The performance of the model with lowered inhibitory connections in the dorsomedial striatum is robust to a decrease in the weights down to 40% of the original level (Figure 6A). Models with no local inhibition become unstable at block 5 during learning and do not learn the task well. Models with reduced weights show a trend towards an increased rate of responses towards devalued outcomes (Figure 6B, significant difference, p<0.005). However, the response rate is lower than for patients tested by Delorme et al. (2016). The rate of response to devalued stimuli is similar in all cases (Figure 6C, no significant difference between the groups, p>0.05).
Simulated learning of action-outcome associations of models with reduced local striatal inhibition in the dorsomedial loop. A: Learning performance over 10 blocks of 12 trials each. In each model the weight is reduced by a fraction of their original value (from no inhibition, 0%, to control, 100%). When the inhibition is completely removed, the model becomes unstable. B: Responses towards stimuli associated with valuable and devalued outcomes. The rate of response to devalued outcomes shows a small increase when inhibition is strongly reduced. C: Responses towards valuable and devalued stimuli. Models with a strong reduction show less frequent responses to valuable stimuli.
Models with a strong reduction of dorsomedial striatal inhibition show a higher variability in the weight matrix learned by the shortcut during the task. Although the mean weight value in both the control models (100% inhibition) and those with weights decreased to 40% is the same (0.65), a significant difference occurs in their standard deviation (difference of 0.001, p<0.005). This indicates that models with reduced inhibition produce a variability in shortcut strength that can make them more dependent on habitual behavior.

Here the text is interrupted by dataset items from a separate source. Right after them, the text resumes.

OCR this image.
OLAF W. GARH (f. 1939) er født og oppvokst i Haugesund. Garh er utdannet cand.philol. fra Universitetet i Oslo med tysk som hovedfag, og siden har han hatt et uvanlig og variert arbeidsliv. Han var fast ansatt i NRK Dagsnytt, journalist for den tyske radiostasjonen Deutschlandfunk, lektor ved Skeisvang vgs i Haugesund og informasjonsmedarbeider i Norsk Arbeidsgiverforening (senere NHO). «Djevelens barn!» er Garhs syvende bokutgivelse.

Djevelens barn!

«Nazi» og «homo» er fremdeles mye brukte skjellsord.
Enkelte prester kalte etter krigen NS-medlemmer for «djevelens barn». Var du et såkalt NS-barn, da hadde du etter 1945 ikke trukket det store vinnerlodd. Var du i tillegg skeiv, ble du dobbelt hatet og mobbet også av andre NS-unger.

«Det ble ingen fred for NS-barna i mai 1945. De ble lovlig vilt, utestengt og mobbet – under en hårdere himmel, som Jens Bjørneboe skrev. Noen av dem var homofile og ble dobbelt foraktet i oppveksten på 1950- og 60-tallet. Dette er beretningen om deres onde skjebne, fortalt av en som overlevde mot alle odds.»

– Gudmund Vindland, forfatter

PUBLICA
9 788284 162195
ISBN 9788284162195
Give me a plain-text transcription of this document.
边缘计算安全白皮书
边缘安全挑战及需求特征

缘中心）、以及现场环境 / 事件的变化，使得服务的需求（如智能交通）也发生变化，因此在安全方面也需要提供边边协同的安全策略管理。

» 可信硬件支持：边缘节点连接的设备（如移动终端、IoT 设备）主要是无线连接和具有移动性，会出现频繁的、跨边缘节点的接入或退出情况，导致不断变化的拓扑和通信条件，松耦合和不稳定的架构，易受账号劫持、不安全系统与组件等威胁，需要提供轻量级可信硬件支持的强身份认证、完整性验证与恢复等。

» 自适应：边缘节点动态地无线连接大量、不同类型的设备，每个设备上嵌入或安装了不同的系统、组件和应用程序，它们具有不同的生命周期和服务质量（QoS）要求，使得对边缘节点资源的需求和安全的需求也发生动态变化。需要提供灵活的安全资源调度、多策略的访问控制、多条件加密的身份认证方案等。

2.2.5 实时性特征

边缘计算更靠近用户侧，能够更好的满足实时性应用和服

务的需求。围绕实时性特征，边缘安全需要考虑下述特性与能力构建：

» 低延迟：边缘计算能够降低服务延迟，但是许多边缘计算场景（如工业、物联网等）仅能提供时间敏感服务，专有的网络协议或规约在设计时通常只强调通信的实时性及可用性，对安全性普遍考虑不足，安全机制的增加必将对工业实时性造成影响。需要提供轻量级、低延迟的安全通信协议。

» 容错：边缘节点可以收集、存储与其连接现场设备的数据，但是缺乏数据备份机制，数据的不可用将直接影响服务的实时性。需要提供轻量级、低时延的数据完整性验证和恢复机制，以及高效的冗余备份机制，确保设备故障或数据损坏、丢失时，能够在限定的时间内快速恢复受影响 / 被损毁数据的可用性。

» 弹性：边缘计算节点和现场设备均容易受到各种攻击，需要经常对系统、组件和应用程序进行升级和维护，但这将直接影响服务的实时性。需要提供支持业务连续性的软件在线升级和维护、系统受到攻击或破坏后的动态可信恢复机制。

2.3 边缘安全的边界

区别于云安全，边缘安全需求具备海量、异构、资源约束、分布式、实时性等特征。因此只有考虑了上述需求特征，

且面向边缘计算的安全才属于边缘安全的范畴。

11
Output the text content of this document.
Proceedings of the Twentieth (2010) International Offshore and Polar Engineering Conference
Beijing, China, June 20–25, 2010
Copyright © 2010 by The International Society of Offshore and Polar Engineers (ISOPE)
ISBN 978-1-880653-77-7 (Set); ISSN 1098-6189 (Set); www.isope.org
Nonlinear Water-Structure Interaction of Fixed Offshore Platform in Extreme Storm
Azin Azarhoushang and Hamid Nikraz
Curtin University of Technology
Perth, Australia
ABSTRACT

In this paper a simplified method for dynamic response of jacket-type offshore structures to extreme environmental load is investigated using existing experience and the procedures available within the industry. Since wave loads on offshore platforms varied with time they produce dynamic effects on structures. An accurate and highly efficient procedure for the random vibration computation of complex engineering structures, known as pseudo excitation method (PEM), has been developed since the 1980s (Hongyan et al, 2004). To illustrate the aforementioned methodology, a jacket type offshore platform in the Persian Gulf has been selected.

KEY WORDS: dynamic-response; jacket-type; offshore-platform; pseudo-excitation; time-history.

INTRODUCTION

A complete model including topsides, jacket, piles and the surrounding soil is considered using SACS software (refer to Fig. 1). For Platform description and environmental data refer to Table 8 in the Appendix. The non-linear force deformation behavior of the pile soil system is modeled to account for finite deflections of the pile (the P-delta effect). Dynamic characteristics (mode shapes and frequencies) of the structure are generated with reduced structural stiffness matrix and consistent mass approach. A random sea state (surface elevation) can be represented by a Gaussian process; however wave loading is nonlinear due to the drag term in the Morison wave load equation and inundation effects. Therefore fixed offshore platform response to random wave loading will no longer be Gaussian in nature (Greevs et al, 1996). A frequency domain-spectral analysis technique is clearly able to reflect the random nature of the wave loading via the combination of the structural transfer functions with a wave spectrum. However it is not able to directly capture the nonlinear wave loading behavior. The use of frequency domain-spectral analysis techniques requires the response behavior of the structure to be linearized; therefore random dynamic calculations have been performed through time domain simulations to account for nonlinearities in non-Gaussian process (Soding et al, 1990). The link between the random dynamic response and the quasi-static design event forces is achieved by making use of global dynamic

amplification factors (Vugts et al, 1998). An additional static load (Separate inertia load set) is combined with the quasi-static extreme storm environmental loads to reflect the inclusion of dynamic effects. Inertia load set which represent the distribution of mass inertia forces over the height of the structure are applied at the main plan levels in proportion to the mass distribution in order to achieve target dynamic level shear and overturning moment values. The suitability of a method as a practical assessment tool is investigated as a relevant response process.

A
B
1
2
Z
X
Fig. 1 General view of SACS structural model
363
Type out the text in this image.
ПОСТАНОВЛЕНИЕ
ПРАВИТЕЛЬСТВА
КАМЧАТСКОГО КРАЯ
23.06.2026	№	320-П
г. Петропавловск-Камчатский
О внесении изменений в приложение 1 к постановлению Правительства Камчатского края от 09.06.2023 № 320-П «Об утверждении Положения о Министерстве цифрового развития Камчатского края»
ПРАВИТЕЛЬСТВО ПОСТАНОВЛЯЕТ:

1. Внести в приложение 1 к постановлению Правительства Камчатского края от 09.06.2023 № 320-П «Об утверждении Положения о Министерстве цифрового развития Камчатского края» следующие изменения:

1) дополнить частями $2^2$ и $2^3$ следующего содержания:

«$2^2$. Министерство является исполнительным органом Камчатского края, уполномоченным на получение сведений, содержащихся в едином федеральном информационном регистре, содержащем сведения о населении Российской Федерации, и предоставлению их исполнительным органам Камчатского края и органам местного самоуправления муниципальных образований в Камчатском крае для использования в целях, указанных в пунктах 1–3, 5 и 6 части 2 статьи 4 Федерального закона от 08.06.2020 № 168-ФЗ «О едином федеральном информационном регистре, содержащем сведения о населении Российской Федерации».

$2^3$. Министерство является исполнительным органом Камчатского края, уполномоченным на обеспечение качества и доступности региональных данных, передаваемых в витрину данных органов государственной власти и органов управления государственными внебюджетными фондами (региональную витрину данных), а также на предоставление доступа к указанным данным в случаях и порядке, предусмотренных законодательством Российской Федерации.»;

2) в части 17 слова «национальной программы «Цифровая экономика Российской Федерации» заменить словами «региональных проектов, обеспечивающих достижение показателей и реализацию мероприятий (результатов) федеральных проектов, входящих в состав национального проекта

Increased shortcut variability changes the balance in the baseline of the thalamus, allowing the basal ganglia to take over the control through its inhibitory projections. Therefore, unlike the effect of firing rate modulation, reduced inhibition can affect habitual responding by modulating shortcut plasticity directly and not via the feedback connection. Its overall impact however is much smaller.
Effects of reduced inhibition in the dorsolateral striatum
We also reduced the inhibition in the striatum of the dorsolateral loop following the same procedure as for the previous loop. This reduction has a stronger effect on the learning performance of the model (Figure 7A) and only those models with a slight reduction of inhibition reach a performance similar to control models and human subjects. Reduced inhibition in the dorsolateral striatum, however, does not lead to an increase in response rate to devalued outcomes comparable to Tourette patients in Delorme et al. (2016) (Figure 7B).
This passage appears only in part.